Смотрел правильно: без интереса, без сосредоточенности, с той пустой, расфокусированной скукой, которая дается либо природой, либо многолетней тренировкой. Кепка надвинута на лоб, куртка не первой свежести, руки заскорузлые, с темными ободками под ногтями, которые не отмываются никаким мылом. Это была правда наполовину. Руки действительно не отмывались, потому что за двое суток до выезда Казарин специально работал без перчаток в учебном центре, возясь с прокладками, трубами и ржавыми фитингами. Мастер по маскировке когда-то говорил ему: «Детали лжи должны быть настоящими. Запах мазута не сыграешь, его нужно заработать».

Боковая полка давала обзор на весь вагон. Это был выбор, а не случайность. С нее просматривались оба тамбура, проход и лица пассажиров. Двадцать восемь нижних мест, семнадцать верхних занятых, трое детей, из которых один совсем маленький, года три, не больше. Проводница по имени Надежда Сурмач, крупная женщина лет пятидесяти с «березками»-завитками надо лбом, уже дважды прошла вагон с видом хозяйки, которому нет нужды что-либо объяснять. Здесь ее территория. Здесь ее законы. И если вы этого не понимаете сразу, она найдет способ донести эту мысль.
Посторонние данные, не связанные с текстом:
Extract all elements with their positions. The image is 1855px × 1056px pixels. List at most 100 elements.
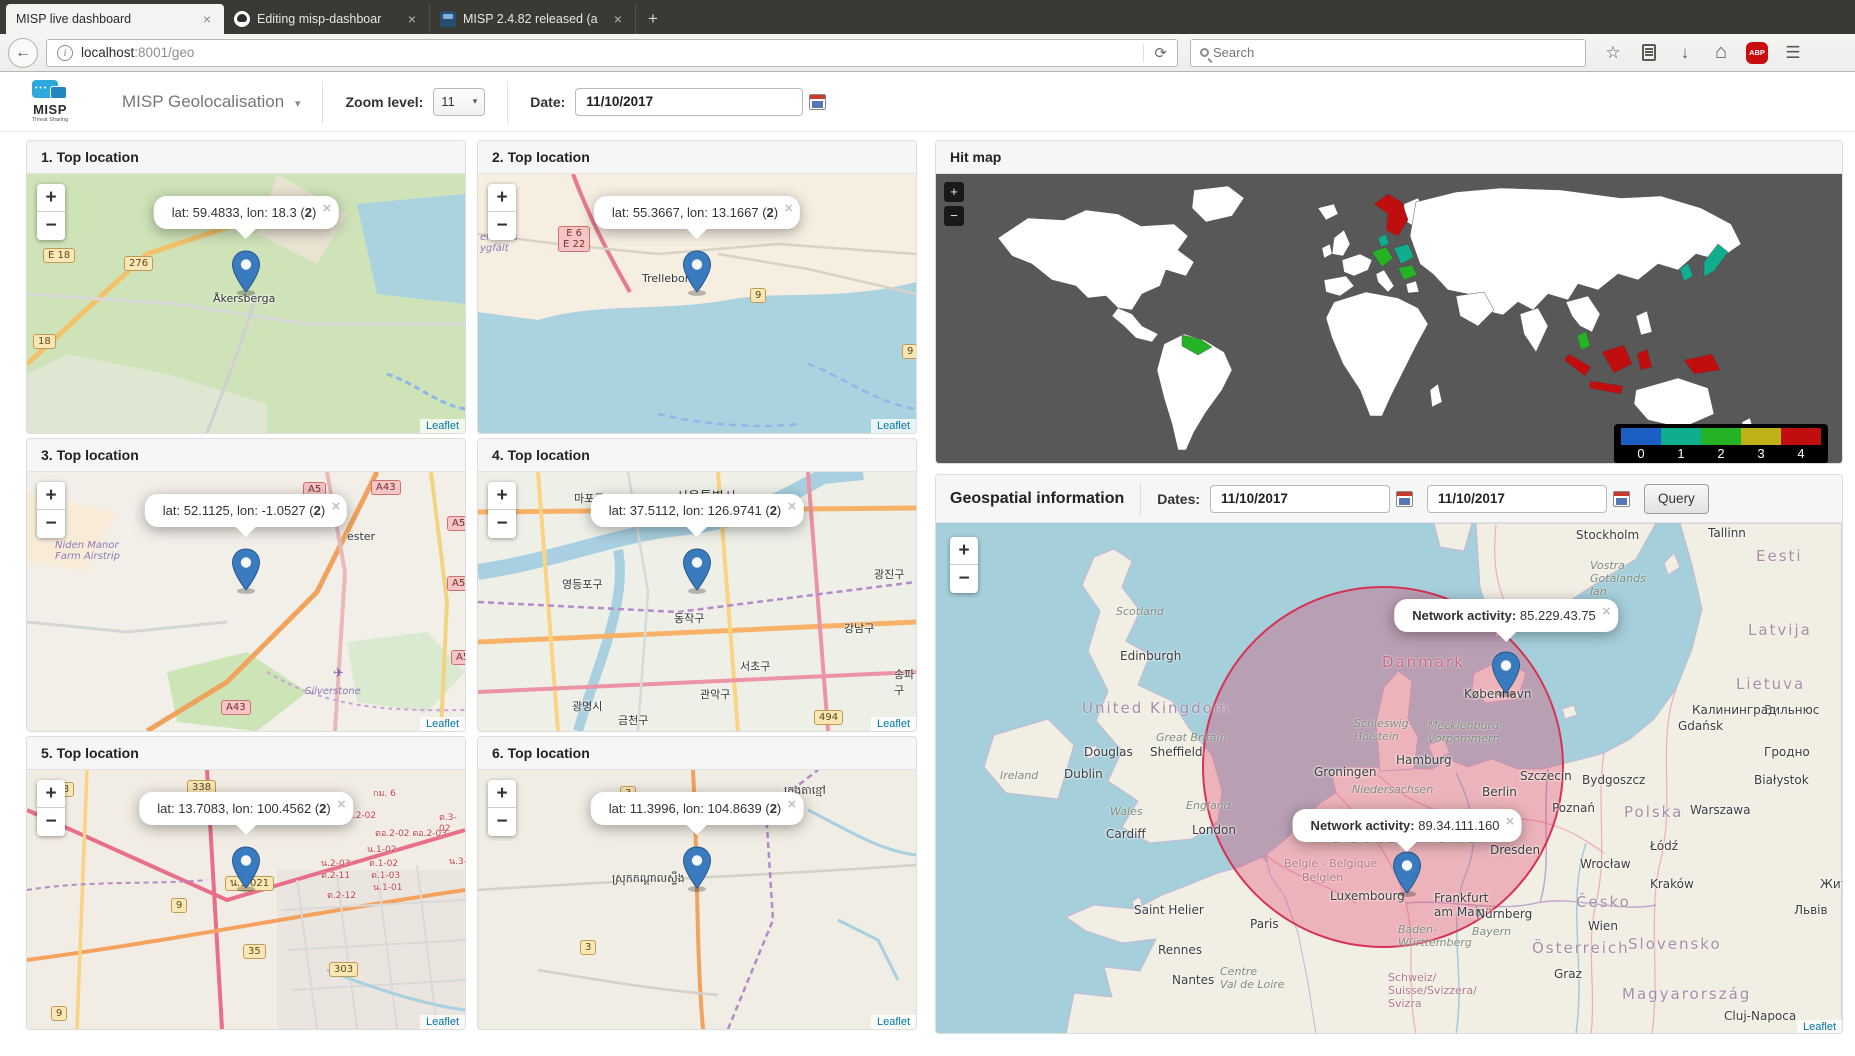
map-label: Polska (1624, 803, 1683, 821)
popup-close-icon[interactable]: × (1602, 603, 1611, 620)
zoom-in-button[interactable]: + (37, 482, 65, 510)
country-sumatra-red (1564, 354, 1591, 376)
zoom-level-select[interactable]: 11 ▾ (433, 88, 485, 116)
calendar-icon[interactable] (1396, 491, 1413, 507)
map-marker-icon[interactable] (231, 846, 261, 892)
browser-tab-bar: MISP live dashboard × Editing misp-dashb… (0, 0, 1855, 34)
app-header: MISP Threat Sharing MISP Geolocalisation… (0, 72, 1855, 132)
legend-value: 1 (1661, 445, 1701, 462)
geo-map-labels: StockholmTallinnEestiVostra Gotalands la… (936, 523, 1842, 1034)
tab-close-icon[interactable]: × (611, 11, 625, 27)
new-tab-button[interactable]: + (636, 4, 670, 34)
leaflet-map[interactable]: + − × lat: 59.4833, lon: 18.3 (2) Leafle… (27, 174, 465, 433)
zoom-in-button[interactable]: + (950, 537, 978, 565)
leaflet-attribution[interactable]: Leaflet (871, 419, 916, 433)
adblock-icon[interactable]: ABP (1744, 40, 1770, 66)
map-label: Dresden (1490, 843, 1540, 857)
downloads-icon[interactable]: ↓ (1672, 40, 1698, 66)
tab-misp-released[interactable]: MISP 2.4.82 released (a × (430, 4, 636, 34)
query-button[interactable]: Query (1644, 484, 1709, 514)
tab-close-icon[interactable]: × (405, 11, 419, 27)
map-marker-icon[interactable] (1491, 651, 1521, 697)
leaflet-attribution[interactable]: Leaflet (871, 717, 916, 731)
bookmark-star-icon[interactable]: ☆ (1600, 40, 1626, 66)
reading-list-icon[interactable] (1636, 40, 1662, 66)
misp-logo-text: MISP (24, 102, 76, 117)
home-icon[interactable]: ⌂ (1708, 40, 1734, 66)
leaflet-map[interactable]: + − × lat: 11.3996, lon: 104.8639 (2) Le… (478, 770, 916, 1029)
zoom-in-button[interactable]: + (488, 482, 516, 510)
zoom-out-button[interactable]: − (944, 206, 964, 226)
leaflet-attribution[interactable]: Leaflet (420, 717, 465, 731)
geospatial-header: Geospatial information Dates: Query (936, 475, 1842, 523)
zoom-out-button[interactable]: − (488, 808, 516, 836)
calendar-icon[interactable] (809, 94, 826, 110)
country-borneo-red (1602, 345, 1632, 373)
map-marker-icon[interactable] (1392, 851, 1422, 897)
leaflet-attribution[interactable]: Leaflet (1797, 1020, 1842, 1034)
leaflet-map[interactable]: + − × lat: 13.7083, lon: 100.4562 (2) Le… (27, 770, 465, 1029)
page-title-dropdown[interactable]: MISP Geolocalisation ▾ (122, 92, 300, 112)
map-marker-icon[interactable] (682, 250, 712, 296)
menu-icon[interactable]: ☰ (1780, 40, 1806, 66)
popup-close-icon[interactable]: × (788, 498, 797, 515)
map-zoom-control: + − (488, 184, 516, 240)
zoom-in-button[interactable]: + (488, 184, 516, 212)
reload-icon[interactable]: ⟳ (1143, 44, 1177, 62)
map-label: Slovensko (1628, 935, 1722, 953)
leaflet-attribution[interactable]: Leaflet (871, 1015, 916, 1029)
zoom-in-button[interactable]: + (37, 780, 65, 808)
url-bar[interactable]: i localhost:8001/geo ⟳ (46, 39, 1178, 67)
geospatial-map[interactable]: + − StockholmTallinnEestiVostra Gotaland… (936, 523, 1842, 1034)
map-label: Nürnberg (1476, 907, 1532, 921)
map-label: Scotland (1116, 605, 1164, 618)
zoom-out-button[interactable]: − (488, 510, 516, 538)
world-map (936, 174, 1842, 464)
leaflet-map[interactable]: + − × lat: 52.1125, lon: -1.0527 (2) Lea… (27, 472, 465, 731)
hit-map[interactable]: + − (936, 174, 1842, 464)
map-label: Mecklenburg- Vorpommern (1428, 719, 1503, 745)
zoom-out-button[interactable]: − (950, 565, 978, 593)
location-popup: × lat: 55.3667, lon: 13.1667 (2) (594, 196, 800, 229)
zoom-in-button[interactable]: + (37, 184, 65, 212)
popup-close-icon[interactable]: × (323, 200, 332, 217)
zoom-out-button[interactable]: − (37, 808, 65, 836)
info-icon[interactable]: i (57, 45, 73, 61)
zoom-in-button[interactable]: + (488, 780, 516, 808)
search-box[interactable] (1190, 39, 1586, 67)
popup-close-icon[interactable]: × (784, 200, 793, 217)
tab-misp-live-dashboard[interactable]: MISP live dashboard × (6, 4, 224, 34)
date-input[interactable] (575, 88, 803, 116)
hit-map-legend: 01234 (1614, 424, 1828, 464)
map-marker-icon[interactable] (231, 250, 261, 296)
popup-close-icon[interactable]: × (337, 796, 346, 813)
zoom-out-button[interactable]: − (37, 510, 65, 538)
top-location-panel: 5. Top location + − × lat: 13.7083, lon:… (26, 736, 466, 1030)
map-marker-icon[interactable] (682, 846, 712, 892)
zoom-in-button[interactable]: + (944, 182, 964, 202)
misp-logo-subtitle: Threat Sharing (24, 117, 76, 123)
leaflet-map[interactable]: + − × lat: 55.3667, lon: 13.1667 (2) Lea… (478, 174, 916, 433)
map-marker-icon[interactable] (231, 548, 261, 594)
popup-hit-count: 2 (305, 205, 312, 220)
popup-close-icon[interactable]: × (331, 498, 340, 515)
abp-badge: ABP (1746, 42, 1768, 64)
map-marker-icon[interactable] (682, 548, 712, 594)
browser-toolbar: ← i localhost:8001/geo ⟳ ☆ ↓ ⌂ ABP ☰ (0, 34, 1855, 72)
map-zoom-control: + − (37, 482, 65, 538)
leaflet-attribution[interactable]: Leaflet (420, 419, 465, 433)
date-from-input[interactable] (1210, 485, 1390, 513)
misp-logo[interactable]: MISP Threat Sharing (24, 80, 76, 123)
calendar-icon[interactable] (1613, 491, 1630, 507)
search-input[interactable] (1213, 45, 1585, 60)
tab-close-icon[interactable]: × (200, 11, 214, 27)
popup-close-icon[interactable]: × (788, 796, 797, 813)
back-button[interactable]: ← (8, 38, 38, 68)
tab-editing-misp-dashboard[interactable]: Editing misp-dashboar × (224, 4, 430, 34)
leaflet-map[interactable]: + − × lat: 37.5112, lon: 126.9741 (2) Le… (478, 472, 916, 731)
date-to-input[interactable] (1427, 485, 1607, 513)
zoom-out-button[interactable]: − (488, 212, 516, 240)
zoom-out-button[interactable]: − (37, 212, 65, 240)
popup-close-icon[interactable]: × (1506, 813, 1515, 830)
leaflet-attribution[interactable]: Leaflet (420, 1015, 465, 1029)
Власть в поезде устроена по принципу вложенных пирамид. Казарин изучил эту конструкцию достаточно подробно, чтобы знать: Сурмач держит вагон по праву старшинства. Она работала на этом маршруте одиннадцать лет и давно договорилась со всеми, с кем нужно было договариваться. Чай у нее был дороже на пятнадцать рублей, чем положено по прейскуранту, но никто не возражал, потому что Сурмач умела быть полезной. К ней шли с просьбами передвинуть в другое купе, у нее можно было взять таблетку от головы, через нее решался вопрос с соседом, который храпит. Такой человек в замкнутом пространстве стоит дороже любого начальства.

Начальник поезда, некий Геннадий Чухарев, лицо которого Казарин видел один раз при посадке, представлял собой другой уровень пирамиды: официальный, документальный, почти декоративный. Чухарев отвечал за расписание и дисциплину в теории. На практике он появлялся тогда, когда ситуация выходила за пределы компетенции проводников, то есть крайне редко. Его власть была властью бумаги над живым человеком. Она работала до тех пор, пока живой человек соглашался ее признавать. Третий уровень — пассажирская иерархия, куда более сложная и куда более настоящая.

Купейные пассажиры из соседнего вагона смотрели на плацкарт через разделительную дверь с тем выражением, которое хорошо читается без слов: «Мы заплатили больше, следовательно, мы другие люди». Этот предрассудок не нов и не умен, но он живуч, потому что опирается на нечто более древнее, чем разум, — на потребность в принадлежности к группе, которая выше. Внутри плацкарта социальный порядок строился по другим основаниям. Первыми в этой небольшой республике были командировочные. Двое мужчин в девятом и десятом купе, которые знали друг друга по работе, говорили негромко о каких-то тендерах и занимали пространство уверенно, как занимают знакомую комнату.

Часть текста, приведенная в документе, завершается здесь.